9.13 With respect to the loans advanced by the Directors to the Company, the Company has received necessary declarations from Directors that the said loan is not given out of funds acquired by them by borrowing or accepting loans or deposits from others.

10 . INTERNAL FINANCIAL CONTROL AND ITS ADEQUACY:

The Board has adopted policies and procedures for ensuring the orderly and efficient conduct of its business, including adherence to the Companys policies, safeguarding of assets, prevention and detection of frauds and errors, accuracy and completeness of the accounting records and the timely preparation of reliable financial disclosures.

11. MANAGERIAL REMUNERATION:

REMUNERATION OF DIRECTORS:

Sr. No. Name of the Director & Designation Remuneration for the year 2022-23 % increase over last year Parameters Median of Employees Remuneration Ratio Commission received from Holding/ Subsidiary
1. Mr. Ashok Chhajer, Managing Director Rs. 26,40,000.00 0% - Rs. 2,73,980/- 9.64 N.A.
2. Mr. Rishab Chhajer, Jt. Managing Director Rs. 48,00,000.00 0% - Rs. 2,73,980/- 17.52 N.A.

The Board of Directors has framed a Remuneration Policy that assures the level and composition of remuneration is reasonable and sufficient to attract, retain and motivate Directors, Key Managerial Personnel and Senior Management to enhance the quality required to run the Company successfully. All the Board Members and Senior Management personnel have affirmed time to time implementation of the said Remuneration policy.

The Nomination and Remuneration Policy are available on the Companys website-www.gujaratcraft.com.

12. KEY MANAGERIAL PERSONNEL:

% INCREASE IN REMUNERATION OF DIRECTORS & KMP:

Sr. No. Name of the Director & KMP Designation Percentage Increase (If any)
1. Mr. Ashok Chhajer Managing Director -
2. Mr. Rishab Chhajer Jt. Managing Director -
3. Ms. Jhanvi Jansari CFO 26.37
4. Ms. Sejal Kanbi Company Secretary -

13. PERSONNEL AND H. R. D.:

13.1 INDUSTRIAL RELATIONS:

The industrial relations continued to remain cordial and peaceful and your Company continued to give ever increasing importance to training at all levels and other aspects of H. R. D.

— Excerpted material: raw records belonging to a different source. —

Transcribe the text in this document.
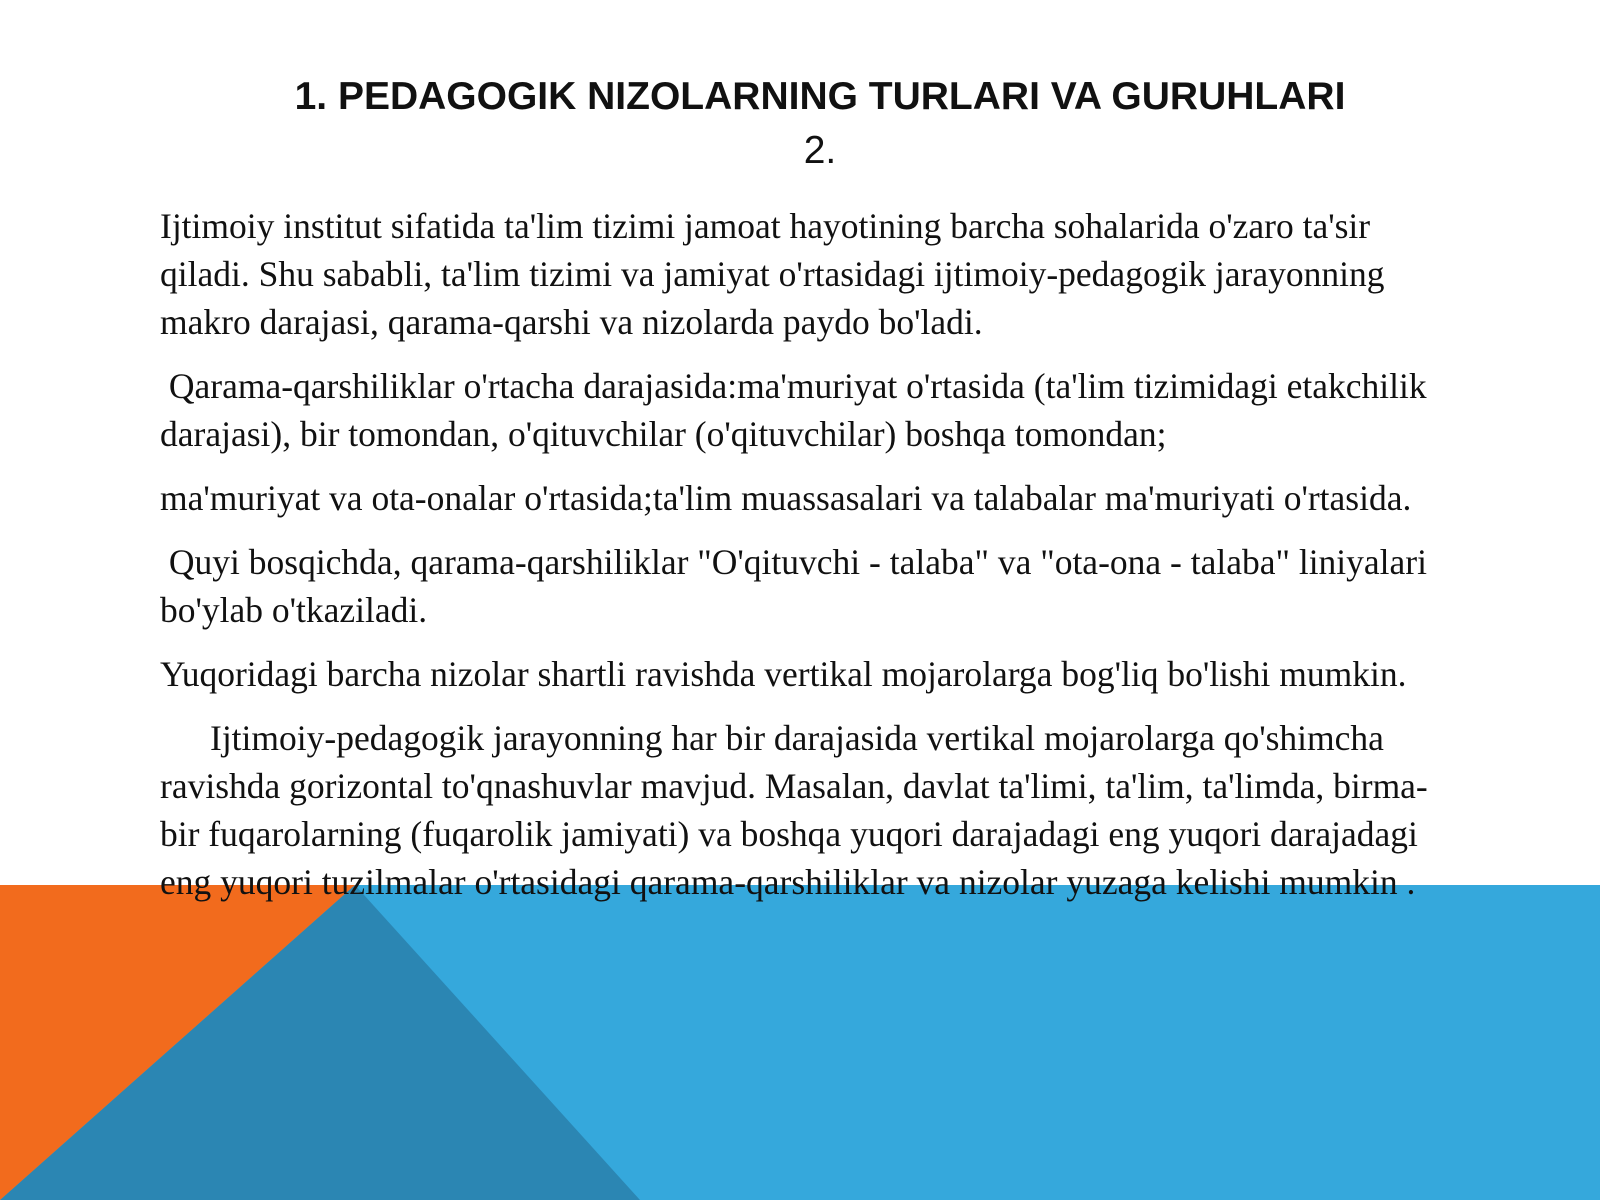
1. PEDAGOGIK NIZOLARNING TURLARI VA GURUHLARI
2.

Ijtimoiy institut sifatida ta'lim tizimi jamoat hayotining barcha sohalarida o'zaro ta'sir qiladi. Shu sababli, ta'lim tizimi va jamiyat o'rtasidagi ijtimoiy-pedagogik jarayonning makro darajasi, qarama-qarshi va nizolarda paydo bo'ladi.

Qarama-qarshiliklar o'rtacha darajasida:ma'muriyat o'rtasida (ta'lim tizimidagi etakchilik darajasi), bir tomondan, o'qituvchilar (o'qituvchilar) boshqa tomondan;

ma'muriyat va ota-onalar o'rtasida;ta'lim muassasalari va talabalar ma'muriyati o'rtasida.

Quyi bosqichda, qarama-qarshiliklar "O'qituvchi - talaba" va "ota-ona - talaba" liniyalari bo'ylab o'tkaziladi.

Yuqoridagi barcha nizolar shartli ravishda vertikal mojarolarga bog'liq bo'lishi mumkin.

Ijtimoiy-pedagogik jarayonning har bir darajasida vertikal mojarolarga qo'shimcha ravishda gorizontal to'qnashuvlar mavjud. Masalan, davlat ta'limi, ta'lim, ta'limda, birma-bir fuqarolarning (fuqarolik jamiyati) va boshqa yuqori darajadagi eng yuqori darajadagi eng yuqori tuzilmalar o'rtasidagi qarama-qarshiliklar va nizolar yuzaga kelishi mumkin .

The Number of permanent Employees of the Company are Eighty Three. The relationship between average increase in remuneration and Companys performance is as per the appropriate performance benchmarks and reflects short and long term performance objectives appropriate to the working of the Company and its goals.

13.2 PARTICULARS OF EMPLOYEES:

There is no Employee drawing remuneration requiring disclosure under Rule 5(2) of Companies Appointment & Remuneration of Managerial personnel) Rules, 2014.

14. RELATED PARTY TRANSACTION AND DETAILS OF LOANS, GUARANTEES, INVESTMENT & SECURITIES PROVIDED:

Details of Related Party Transactions and Details of Loans, Guarantees and Investments covered under the provisions of Section 188 and 186 of the Companies Act, 2013 respectively are given in the notes to the Financial Statements attached to the Directors Report.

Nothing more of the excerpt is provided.